San Diego shows promise as homeland security incubator

Published 29 September 2006

Local companies take advantage of proximity to high education; Daylight Solutions offers a hand held trace explosive detector that relies on lasers; Seacoast Science “volitaile organic chemical detector” identifies sarin, acetone, and other deadly chemicals

Sunny San Diego is known for its beaches, expensive housing, and disgraced congressman Randy Cunningham. Lesser known in the region’s growing homeland security industry, a natural fit for a city just a few miles from both the Mexican border and the critical ports of Long Beach and Los Angeles. Bolstered by a large number of nearby universities, the region is now home to the Center for Commercialization of Advanced Technology, Southern California, an academic, industry, and government partnership funded by the Pentagon and administered by the state universities at San Diego and San Bernardino. The result is a number of small companies hoping to make it big in the security market. We take a look at a two promising comers:

BULLET POINTS

Daylight Solutions, an expert in expert in tunable, mid-IR lasers, offers a hand-held laser trace explosive detection system that measures the reaction of molecules to laser light. The device resembled metal detection wands and would be deployed to airports and other sensitive areas to prevent bomb attacks. It can even detect “molecules of interest” in a bottle of water. This downsized approach to trace explosives may be just the thing to replace the bulky, unreliable puffer machines much in the news these days, especially if it can handle liquid explosives as well. Of course, an all-in-one metal detector/trace explosives detector wand would be even better, but that may be asking too much of this Poway, California-based company. Tim Day, Daylight Solutions’ chief executive, said that demand for the wands could be as many as 10,000 units per year, at an esimated cost of about $1,000 per unit.

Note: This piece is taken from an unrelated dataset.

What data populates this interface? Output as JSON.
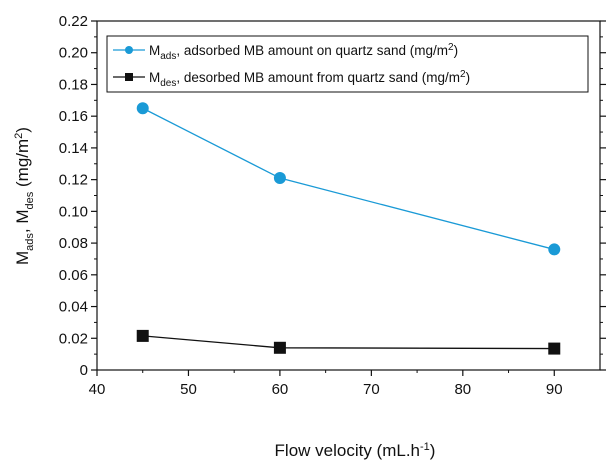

Carlsbad, California-based Seacoast Science has a name befitting the region’s marine sciences tradition, but its interest is in chemical sensor and detectors, not humpback whales. “Our biggest competition is a dog’s nose,” said Todd Milsna, Seacoast Science’s president. “That’s what we’re trying to replicate.” The company’s latest offering is a “volitaile organic chemical detector” capable of identifying mustard gas, sarin and acetone. Acetone, readers may recall, was one of the bomb components used in last summer’s London subway bombings. We wish Seacoast all possible successes, not because of any personal bias but because repeated efforts by other companies to create similar products have not lived up to expectation. “The current technology is not operationally viable,” DHS spokesman Christopher Kelley said recently. “There are shortfalls in processing speed, reliability and false alarms that need to be evaluated.”